I was shaking now again — and suddenly completely exhausted, a shivering overwhelming nauseous fatigue. I lit a cigarette.
‘You need a drink,’ she said. ‘You must. I’ll go get something.’
When she got back with a bottle of whisky from somewhere, and two toothbrush glasses from the bathroom, she said, ‘I’m sorry.’ I was sitting on the bed, my head in my hands, barely able to move. I tried to smile.
‘You’re sorry? It’s the other way round, Helen.’
‘No. I couldn’t have seen him killed, couldn’t have stood that. Not the actual sight of it, that would have killed me. You had to see all that.’
‘Yes. He looked at me …’ But I didn’t go on.
‘Exactly,’ she said. I could hear the sound of the children downstairs, shouting over their tea. ‘There would have been such pain in that look for me, as if I’d killed the marriage and he was being sacrificed into the bargain — as if I were physically killing him as well. You know the feelings sometimes in a bad marriage, actually wishing the other person were dead. Well, it would have been that, going through that in reality, seeing it happen. And you know, it might have been me who had to watch that, they might have wanted to use me in the same way. Instead, you were the one.’
She sat down on the bed opposite, and drank with me, and she was warmer now, and still extraordinarily composed.
‘Times when you wanted him dead. Yes, I suppose so.’
‘Yes, there were. But not real death. I wanted some act, some action in our relationship, some decision for good or bad: a development of the marriage or an ending to it — not just tagging along together, unfriendly, as strangers, for the sake of the children. And that’s happened now. Something’s happened.’
‘The most appalling sort of action though, isn’t it?’
Now she smiled, fingering the ring. And I couldn’t restrain the comment then, seeing this smile and remembering Guy’s very different expression as he went to the window, the always disdainful, isolated face so suddenly flooded at the last with all the essential warmth of life. I said, ‘You’re being a little cold-hearted about it all, aren’t you?’
‘Peter, I’m not thinking about it. Yet. It’s just an event somewhere, a war, a casualty, a story you’ve told me. It’s quite unreal. Quite.’

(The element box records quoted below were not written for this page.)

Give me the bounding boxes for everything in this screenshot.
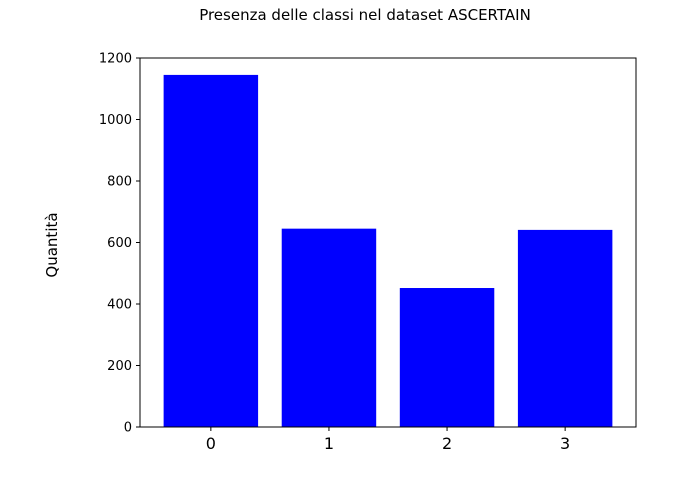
- y-axis: 0 200 400 600 800 1000 1200: [99, 52, 140, 436]
- y-tick-label: 1000: [99, 113, 132, 128]
- x-tick-label: 3: [560, 434, 570, 453]
- bar-1: [281, 228, 377, 427]
- bar-0: [163, 74, 259, 427]
- bar-2: [399, 288, 495, 427]
- y-tick-label: 200: [107, 359, 132, 374]
- bars-group: [163, 74, 613, 427]
- bar-3: [517, 229, 613, 427]
- y-tick-label: 600: [107, 236, 132, 251]
- y-tick-label: 0: [124, 421, 132, 436]
- x-tick-label: 1: [324, 434, 334, 453]
- y-tick-label: 1200: [99, 52, 132, 67]
- chart-title: Presenza delle classi nel dataset ASCERT…: [199, 6, 531, 24]
- plot-frame: [139, 57, 637, 428]
- x-axis: 0 1 2 3: [206, 427, 570, 453]
- y-axis-label: Quantità: [43, 212, 61, 277]
- y-tick-label: 800: [107, 175, 132, 190]
- x-tick-label: 0: [206, 434, 216, 453]
- y-tick-label: 400: [107, 298, 132, 313]
- x-tick-label: 2: [442, 434, 452, 453]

‘And you smile about it? He didn’t need to die, you know. You could have got a divorce. I always told you.’
She didn’t reply. ‘I was thinking about irony,’ she said at last slowly, considering the words carefully as they appeared, confirming that each bore the exact weight of her thought. ‘Someone once told me I didn’t have that quality — that I was too much involved in hope, in the here and now. Well, I’m not any more, am I? “Ironic reflection” he said — that that was needed just as much as the singing and dancing.’
‘So what?’ I didn’t understand.
‘I have to smile — looking at you in Guy’s clothes, and seeing, thinking, how you’ve come from being my lover to being my husband, without ever having been either: yet still the image of the two people I shared most with — but without our knowing anything about each other, or even having really touched in any way. You see? What kind of reality is it that makes such things happen? I don’t know. It’s not real. Yet.’
She put her hand across the space between the beds and touched mine, just running her index finger lightly along my knuckles.
‘Later,’ she said. ‘Of course. Everything later. The house may be wired. Let’s see how Mrs Grace does her apple jelly.’